The model of Kreutzer et al. has been specifically developed for gas–liquid Taylor flow for Reynolds numbers larger than 150 and considers the same two sources of pressure drop as the model developed in this work. Furthermore, both models similarly take the spatial gas–liquid distribution into account in the form of, respectively, the liquid slug length and the gas bubble frequency. The main difference between the two models is that the dependence of the pressure drop on the gas bubble velocity is not incorporated in the model of Kreutzer et al. while it is included in the model developed in this work. The decreasing accuracy of the model of Kreutzer et al. with decreasing Reynolds number, and thus with decreasing gas bubble velocity, is shown to be due to the model not taking the effect of the gas bubble velocity on the pressure drop into account. This result, therefore, shows that other than the spatial distribution of the gas and liquid phases, the velocity distribution of the gas and liquid phases needs to be included when describing the pressure drop of gas–liquid Taylor flow in small channels.
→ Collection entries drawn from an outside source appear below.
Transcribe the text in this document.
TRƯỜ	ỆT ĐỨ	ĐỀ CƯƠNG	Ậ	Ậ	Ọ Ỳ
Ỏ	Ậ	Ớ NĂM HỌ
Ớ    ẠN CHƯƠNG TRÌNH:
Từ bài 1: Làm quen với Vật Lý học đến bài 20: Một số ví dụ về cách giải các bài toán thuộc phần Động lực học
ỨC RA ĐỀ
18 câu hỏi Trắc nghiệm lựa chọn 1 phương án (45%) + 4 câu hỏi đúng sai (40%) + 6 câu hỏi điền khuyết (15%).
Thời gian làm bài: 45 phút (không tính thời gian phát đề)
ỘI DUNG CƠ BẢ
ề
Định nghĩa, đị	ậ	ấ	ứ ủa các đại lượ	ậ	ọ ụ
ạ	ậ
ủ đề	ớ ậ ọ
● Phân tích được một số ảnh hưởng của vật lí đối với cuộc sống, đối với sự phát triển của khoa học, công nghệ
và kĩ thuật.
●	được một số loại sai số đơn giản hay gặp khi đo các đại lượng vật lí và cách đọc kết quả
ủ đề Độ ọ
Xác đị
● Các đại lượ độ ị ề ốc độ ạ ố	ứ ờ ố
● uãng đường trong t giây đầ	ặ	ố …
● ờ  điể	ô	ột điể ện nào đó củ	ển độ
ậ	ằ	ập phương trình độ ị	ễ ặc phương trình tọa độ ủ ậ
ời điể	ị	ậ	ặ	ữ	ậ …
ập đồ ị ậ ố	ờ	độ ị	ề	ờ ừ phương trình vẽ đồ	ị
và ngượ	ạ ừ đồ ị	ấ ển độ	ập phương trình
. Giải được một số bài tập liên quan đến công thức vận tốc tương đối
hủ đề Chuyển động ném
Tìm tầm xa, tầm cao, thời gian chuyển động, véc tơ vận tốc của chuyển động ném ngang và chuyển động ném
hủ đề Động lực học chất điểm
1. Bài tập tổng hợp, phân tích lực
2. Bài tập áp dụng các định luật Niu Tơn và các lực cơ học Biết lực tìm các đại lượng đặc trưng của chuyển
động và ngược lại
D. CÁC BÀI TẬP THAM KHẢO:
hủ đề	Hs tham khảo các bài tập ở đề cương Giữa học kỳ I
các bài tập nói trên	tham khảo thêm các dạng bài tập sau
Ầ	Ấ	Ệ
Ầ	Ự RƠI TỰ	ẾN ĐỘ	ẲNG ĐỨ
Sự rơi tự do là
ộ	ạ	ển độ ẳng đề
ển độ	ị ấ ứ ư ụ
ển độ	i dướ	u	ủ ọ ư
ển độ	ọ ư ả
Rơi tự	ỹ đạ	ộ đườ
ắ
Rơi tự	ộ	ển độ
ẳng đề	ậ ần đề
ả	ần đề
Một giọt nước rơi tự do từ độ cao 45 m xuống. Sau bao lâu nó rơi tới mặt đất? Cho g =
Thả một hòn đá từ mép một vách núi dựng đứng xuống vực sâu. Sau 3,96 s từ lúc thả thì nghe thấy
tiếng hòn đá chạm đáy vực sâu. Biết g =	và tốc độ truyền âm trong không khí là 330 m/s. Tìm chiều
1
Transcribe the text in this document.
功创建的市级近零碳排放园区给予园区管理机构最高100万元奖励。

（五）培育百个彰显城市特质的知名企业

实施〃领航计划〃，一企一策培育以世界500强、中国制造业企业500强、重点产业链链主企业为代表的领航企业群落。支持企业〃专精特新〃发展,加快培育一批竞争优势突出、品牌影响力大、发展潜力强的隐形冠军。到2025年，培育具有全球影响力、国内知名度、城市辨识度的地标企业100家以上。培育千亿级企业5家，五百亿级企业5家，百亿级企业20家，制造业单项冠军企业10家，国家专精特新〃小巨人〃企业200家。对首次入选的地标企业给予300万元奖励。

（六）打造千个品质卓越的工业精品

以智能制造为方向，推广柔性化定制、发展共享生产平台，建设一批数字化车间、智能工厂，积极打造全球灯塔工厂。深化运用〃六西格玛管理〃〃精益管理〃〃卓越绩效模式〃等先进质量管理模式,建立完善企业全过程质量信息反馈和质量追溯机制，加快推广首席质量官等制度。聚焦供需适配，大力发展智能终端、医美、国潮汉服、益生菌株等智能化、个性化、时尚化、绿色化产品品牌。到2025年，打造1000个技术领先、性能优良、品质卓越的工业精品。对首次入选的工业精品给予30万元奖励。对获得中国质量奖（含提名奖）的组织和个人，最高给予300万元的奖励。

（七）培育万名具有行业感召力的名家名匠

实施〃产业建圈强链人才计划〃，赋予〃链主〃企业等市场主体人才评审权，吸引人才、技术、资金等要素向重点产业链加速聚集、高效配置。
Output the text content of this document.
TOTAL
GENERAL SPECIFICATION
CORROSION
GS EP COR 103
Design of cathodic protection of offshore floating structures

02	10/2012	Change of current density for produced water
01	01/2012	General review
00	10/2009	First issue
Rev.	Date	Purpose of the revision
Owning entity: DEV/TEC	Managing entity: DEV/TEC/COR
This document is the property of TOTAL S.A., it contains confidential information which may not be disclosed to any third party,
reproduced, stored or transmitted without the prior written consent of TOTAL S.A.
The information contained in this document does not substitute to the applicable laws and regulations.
The model developed in this work is valid for gas–liquid Taylor flow in round channels for Ca b < 0.01, Re b < 150 and negligible velocity of the liquid in the film surrounding the gas bubbles. When these conditions are met, the expression for the pressure drop over a single Taylor gas bubble is known from combining the analysis of Bretherton and that of Aussillous and Quéré, as shown in this work. Unfortunately, such an expression is not available when either the channel is not axisymetric, the liquid flow is not laminar, inertial effects are significant, or the liquid film surrounding the Taylor gas bubbles is not stagnant. Efforts to describe the pressure drop of gas–liquid Taylor taking one or more of these effects into account have been made, such as the semi-empirical model of Kreutzer et al., which includes inertial effects, but the understanding is still far from complete.